Academic background
- Education: Stanford University (BA); Harvard University (PhD);

Academic work
- Discipline: Jazz, African American literature
- Institutions: Howard University; Wesleyan University; Columbia University;

= Robert G. O'Meally =

Robert George O'Meally is an American scholar of African American culture and jazz. He is the Zora Neale Hurston Professor of English and Comparative Literature at Columbia University.

== Biography ==
O'Meally grew up in Washington, D.C., to George O’Meally and Ethel Browne O'Meally, who was a noted educator in the district's public school system. He received his B.A. from Stanford University and Ph.D. from Harvard University. He taught at Howard University from 1975 to 1978, Wesleyan University from 1978 to 1989, and joined the faculty of Barnard College in 1989 as the Adolph S. and Effie Ochs Professorship of Literature.

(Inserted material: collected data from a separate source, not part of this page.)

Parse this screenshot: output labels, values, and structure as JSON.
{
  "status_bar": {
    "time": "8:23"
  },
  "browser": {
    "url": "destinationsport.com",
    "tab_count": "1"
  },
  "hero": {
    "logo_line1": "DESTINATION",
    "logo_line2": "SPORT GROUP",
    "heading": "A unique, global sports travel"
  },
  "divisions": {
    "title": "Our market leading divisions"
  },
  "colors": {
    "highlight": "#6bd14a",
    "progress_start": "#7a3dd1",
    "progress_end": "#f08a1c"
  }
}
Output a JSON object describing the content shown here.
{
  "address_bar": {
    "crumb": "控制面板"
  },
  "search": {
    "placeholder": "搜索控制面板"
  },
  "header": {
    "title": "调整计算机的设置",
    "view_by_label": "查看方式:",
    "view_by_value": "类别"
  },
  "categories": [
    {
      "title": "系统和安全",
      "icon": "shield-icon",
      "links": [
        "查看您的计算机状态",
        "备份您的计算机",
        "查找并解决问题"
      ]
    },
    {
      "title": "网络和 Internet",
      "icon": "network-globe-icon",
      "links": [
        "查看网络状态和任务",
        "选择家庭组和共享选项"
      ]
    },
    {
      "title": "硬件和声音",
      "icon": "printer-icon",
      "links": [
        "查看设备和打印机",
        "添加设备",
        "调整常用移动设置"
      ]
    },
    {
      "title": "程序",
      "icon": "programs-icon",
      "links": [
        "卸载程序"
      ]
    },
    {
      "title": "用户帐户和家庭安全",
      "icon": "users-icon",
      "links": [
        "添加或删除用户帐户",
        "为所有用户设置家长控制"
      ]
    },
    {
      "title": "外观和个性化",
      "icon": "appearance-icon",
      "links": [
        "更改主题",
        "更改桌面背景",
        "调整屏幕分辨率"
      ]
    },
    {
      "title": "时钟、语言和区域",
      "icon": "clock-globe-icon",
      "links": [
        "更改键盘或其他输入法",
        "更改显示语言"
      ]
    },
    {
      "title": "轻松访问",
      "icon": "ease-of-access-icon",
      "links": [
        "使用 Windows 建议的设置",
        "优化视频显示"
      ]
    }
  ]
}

He has been teaching at Columbia University since 1993, when he was appointed to the Hurston Professorship. He founded Columbia's Center for Jazz Studies in 1999 and led the center until 2007.

O'Meally has written extensively about jazz artists, including Billie Holiday and African-American culture, notably on the life and works of Ralph Ellison and Sterling Allen Brown.

O'Meally received a Guggenheim Fellowship in 1989. He was also nominated for a Grammy Award for Best Historical Album in 1999 for producing the album The Jazz Singers.

He is married to Jacqui Malone, professor of dance at Queens College, City University of New York.